Attributing to people familiar with the matter, The Wall Street Journal said that five senior AIG executives indicated on 1 December, in written notices, that they’re prepared to leave by year-end.
The threat is the latest in the running fracas between AIG and the government’s compensation czar, Kenneth Feinberg, who is charged with setting pay limits for top executives in companies receiving the most federal bailout money.
AIG had received funds to the tune of overUS $180 billion at the height of the global financial crisis last year.
Among AIG executives prepared to resign are its general counsel, Anastasia Kelly, and the heads of some of its largest insurance businesses, the report said, adding two of them changed their minds over the weekend to leave the firm.

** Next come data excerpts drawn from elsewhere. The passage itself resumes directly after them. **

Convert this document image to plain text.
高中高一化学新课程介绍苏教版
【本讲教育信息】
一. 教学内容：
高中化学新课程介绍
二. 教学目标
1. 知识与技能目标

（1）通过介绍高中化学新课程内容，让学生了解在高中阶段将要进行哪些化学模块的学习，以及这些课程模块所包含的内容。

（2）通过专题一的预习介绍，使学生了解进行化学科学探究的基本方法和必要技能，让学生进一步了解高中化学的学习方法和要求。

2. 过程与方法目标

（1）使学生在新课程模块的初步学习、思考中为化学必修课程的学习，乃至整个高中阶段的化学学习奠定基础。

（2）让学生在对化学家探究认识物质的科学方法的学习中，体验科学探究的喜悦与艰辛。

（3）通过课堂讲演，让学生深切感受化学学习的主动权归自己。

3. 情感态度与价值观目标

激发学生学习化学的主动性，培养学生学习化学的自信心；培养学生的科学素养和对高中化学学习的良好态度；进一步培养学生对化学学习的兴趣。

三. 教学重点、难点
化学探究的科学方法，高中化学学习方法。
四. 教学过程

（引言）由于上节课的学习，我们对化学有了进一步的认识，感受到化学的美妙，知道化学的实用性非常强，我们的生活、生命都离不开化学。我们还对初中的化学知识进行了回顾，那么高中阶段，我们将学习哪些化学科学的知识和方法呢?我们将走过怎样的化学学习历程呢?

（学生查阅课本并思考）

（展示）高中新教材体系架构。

“The executives are worried that their 2009 pay will be clipped, and that they will be subject to even tougher restrictions in 2010, including a prohibition against collecting so-called golden-parachute severance payments that they are currently eligible for,” the daily said.
The company’s recently hired chief executive Robert Benmosche threatened to quit last month reportedly amid frustrations over limitations on pay for top AIG executives.
Feinberg has reduced average compensation for the 25 top earner employees at companies that received government funds and is working on pay structures for the next 75.
In October, Feinberg reduced 2009 compensation for AIG’s top 13 employees by 57 per cent, including limiting most base salaries to no more than US $5,00,000. Those 13 executives were the ones who remained of the 25 top 2009 earners at AIG, whose pay Feinberg was ordered to review.